Grand-mère indigne
Un an après avoir été à la retraite, donc disponible en principe, je suis devenue grand-mère.
Tout de suite, j’ai averti les heureux parents que je serai une mauvaise grand-mère – ce dont, apparemment, ils se doutaient puisqu’ils me donnaient une foule de conseils pour : tenir un bébé, lui donner un biberon, le langer, le poser dans son lit etc… Normal : ils n’avaient aucun souvenir d’avoir été tenus, langés, biberonnés par moi etc…
Je leur ai très vite prouvé qu’ils avaient raison de se méfier.
La toute première fois où ils m’ont confié leur fille de deux mois pour la nuit, ils m’ont abreuvée de conseils, le petit lit a été installé à coté de mon lit et les parents sont partis -presque- rassurés aux Fêtes de Bayonne.
Vers 8h du matin, endormis comme on l’est quand on est rentré à 5 h du matin, ils ont été réveillés par un médecin penché au dessus d’eux qui leur disait : « Ne vous faites pas de soucis, il n’y a rien de grave… ». Et ÇA, c’est la phrase la plus affolante que je connaisse.

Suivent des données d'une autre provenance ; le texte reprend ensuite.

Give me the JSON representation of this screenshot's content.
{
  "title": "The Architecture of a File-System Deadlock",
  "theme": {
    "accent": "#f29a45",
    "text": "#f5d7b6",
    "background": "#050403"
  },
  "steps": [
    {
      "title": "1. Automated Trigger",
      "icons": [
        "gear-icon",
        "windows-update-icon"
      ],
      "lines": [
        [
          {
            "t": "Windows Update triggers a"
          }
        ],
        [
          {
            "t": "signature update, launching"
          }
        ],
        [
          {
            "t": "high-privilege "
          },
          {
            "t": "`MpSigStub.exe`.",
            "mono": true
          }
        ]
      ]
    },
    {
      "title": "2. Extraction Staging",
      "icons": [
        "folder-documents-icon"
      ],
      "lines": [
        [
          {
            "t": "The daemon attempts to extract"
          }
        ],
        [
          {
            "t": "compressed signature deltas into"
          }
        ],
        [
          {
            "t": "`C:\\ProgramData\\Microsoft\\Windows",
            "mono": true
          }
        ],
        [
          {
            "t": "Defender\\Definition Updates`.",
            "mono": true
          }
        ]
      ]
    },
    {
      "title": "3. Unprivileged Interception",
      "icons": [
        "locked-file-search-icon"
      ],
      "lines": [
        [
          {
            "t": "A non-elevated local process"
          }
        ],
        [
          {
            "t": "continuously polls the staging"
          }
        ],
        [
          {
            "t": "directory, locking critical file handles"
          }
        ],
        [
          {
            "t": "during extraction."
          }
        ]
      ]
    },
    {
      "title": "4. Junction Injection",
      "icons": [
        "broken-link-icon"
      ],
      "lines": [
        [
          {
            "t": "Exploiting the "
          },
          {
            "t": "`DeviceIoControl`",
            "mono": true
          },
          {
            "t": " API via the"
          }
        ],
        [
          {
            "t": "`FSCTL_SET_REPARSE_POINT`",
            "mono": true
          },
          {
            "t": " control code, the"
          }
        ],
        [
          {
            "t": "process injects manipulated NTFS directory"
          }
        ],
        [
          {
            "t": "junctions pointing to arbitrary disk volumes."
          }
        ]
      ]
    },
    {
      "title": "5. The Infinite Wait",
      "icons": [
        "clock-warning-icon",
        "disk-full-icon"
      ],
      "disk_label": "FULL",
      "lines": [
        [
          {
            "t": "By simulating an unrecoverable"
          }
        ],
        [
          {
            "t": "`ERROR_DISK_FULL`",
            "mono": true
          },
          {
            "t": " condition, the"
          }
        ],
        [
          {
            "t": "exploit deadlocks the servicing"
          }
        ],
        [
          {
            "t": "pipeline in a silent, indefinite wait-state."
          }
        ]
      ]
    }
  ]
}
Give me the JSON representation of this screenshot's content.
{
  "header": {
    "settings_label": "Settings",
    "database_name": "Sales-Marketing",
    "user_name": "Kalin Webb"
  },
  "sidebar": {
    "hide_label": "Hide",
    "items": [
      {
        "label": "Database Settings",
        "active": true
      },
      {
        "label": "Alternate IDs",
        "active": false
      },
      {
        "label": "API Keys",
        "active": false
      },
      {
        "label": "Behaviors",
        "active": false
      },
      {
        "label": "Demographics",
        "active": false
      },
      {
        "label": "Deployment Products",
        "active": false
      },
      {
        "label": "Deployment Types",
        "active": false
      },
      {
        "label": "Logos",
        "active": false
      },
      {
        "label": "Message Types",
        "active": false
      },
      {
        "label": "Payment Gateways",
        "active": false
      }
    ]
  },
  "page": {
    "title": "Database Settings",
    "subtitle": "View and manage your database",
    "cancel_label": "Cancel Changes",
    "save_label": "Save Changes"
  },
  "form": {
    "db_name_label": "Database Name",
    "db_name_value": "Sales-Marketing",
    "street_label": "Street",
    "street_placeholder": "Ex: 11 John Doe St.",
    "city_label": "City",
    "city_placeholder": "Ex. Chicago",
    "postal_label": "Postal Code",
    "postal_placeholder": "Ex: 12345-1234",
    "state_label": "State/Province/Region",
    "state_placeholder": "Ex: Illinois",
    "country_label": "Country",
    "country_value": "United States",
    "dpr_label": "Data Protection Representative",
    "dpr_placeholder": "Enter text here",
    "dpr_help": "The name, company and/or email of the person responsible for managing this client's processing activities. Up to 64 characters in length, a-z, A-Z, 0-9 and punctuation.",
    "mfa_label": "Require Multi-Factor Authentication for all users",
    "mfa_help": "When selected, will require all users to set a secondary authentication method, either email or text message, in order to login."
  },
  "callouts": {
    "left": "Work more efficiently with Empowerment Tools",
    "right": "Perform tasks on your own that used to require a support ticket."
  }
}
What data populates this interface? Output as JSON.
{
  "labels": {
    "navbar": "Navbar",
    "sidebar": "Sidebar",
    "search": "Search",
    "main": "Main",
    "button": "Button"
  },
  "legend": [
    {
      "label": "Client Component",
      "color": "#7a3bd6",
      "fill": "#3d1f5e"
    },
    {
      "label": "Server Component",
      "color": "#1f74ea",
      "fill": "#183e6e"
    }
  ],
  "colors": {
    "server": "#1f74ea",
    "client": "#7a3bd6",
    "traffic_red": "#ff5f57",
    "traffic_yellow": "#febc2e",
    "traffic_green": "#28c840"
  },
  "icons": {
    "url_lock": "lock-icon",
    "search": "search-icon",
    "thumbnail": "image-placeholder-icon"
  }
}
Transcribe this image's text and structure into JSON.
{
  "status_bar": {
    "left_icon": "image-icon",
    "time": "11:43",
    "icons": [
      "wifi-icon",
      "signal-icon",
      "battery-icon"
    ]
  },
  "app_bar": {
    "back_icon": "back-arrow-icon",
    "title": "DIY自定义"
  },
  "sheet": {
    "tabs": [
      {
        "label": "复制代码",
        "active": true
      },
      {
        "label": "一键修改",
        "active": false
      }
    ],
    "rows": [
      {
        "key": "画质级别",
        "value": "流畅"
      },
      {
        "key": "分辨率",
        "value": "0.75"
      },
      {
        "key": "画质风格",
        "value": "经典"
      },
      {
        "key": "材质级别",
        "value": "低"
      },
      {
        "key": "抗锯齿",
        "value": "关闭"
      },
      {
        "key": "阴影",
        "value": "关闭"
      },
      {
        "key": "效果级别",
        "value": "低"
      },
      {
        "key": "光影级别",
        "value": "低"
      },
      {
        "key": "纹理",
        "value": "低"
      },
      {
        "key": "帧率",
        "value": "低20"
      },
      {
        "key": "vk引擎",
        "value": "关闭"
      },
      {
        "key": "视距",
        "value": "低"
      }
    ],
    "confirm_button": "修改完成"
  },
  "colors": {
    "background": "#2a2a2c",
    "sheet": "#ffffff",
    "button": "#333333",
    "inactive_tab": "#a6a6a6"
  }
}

Je l’ai entendu deux fois : la première lorsque mon fils, gendarme auxiliaire, s’est fait tirer dessus par un évadé de prison, la seconde, un 31 décembre glacial, à 2H du matin quand la gendarmerie avait appelé pour nous dire « Ne vous faites pas de souci (etc…), vos enfants ont eu un accident sur le verglas etc…
Mais ce matin là, c’était vrai : les jeunes parents n’avaient pas de souci à se faire pour leur progéniture qui dormait tranquillement.
Par contre la grand-mère, elle, souffrait le martyr depuis quelques heures : une soudaine crise de colique néphrétique remettait en cause toutes mes bonnes résolution d’être une grand-mère irréprochable, serviable et toujours là quand on a besoin d’elle. « La douleur ressentie lors d’une colique néphrétique est réputée comme étant l’une des plus vives décrites en médecine », ce n’est pas moi qui le dit, c’est Wikipedia -qui oublie de parler des douleurs de l’accouchement avant la péridurale, mais bon, c’est du passé.
Je garde un souvenir extrêmement agréable de mon arrivée à la clinique : immédiatement droguée à je ne sais pas quoi, j’étais dans un état proche de la béatitude, totalement indifférente à la dureté du brancard et au décor spartiate du box dans lequel on m’avait garée.
Bien sur, je me sens un petit peu coupable d’avoir gâché le lendemain de fêtes des jeunes parents, mais ce que je regrette foncièrement, c’est de ne pas connaitre le nom de la drogue que l’on m’avait administrée : certains jours, j’en reprendrais bien une petite lichette, même en l’absence de toute colique néphrétique.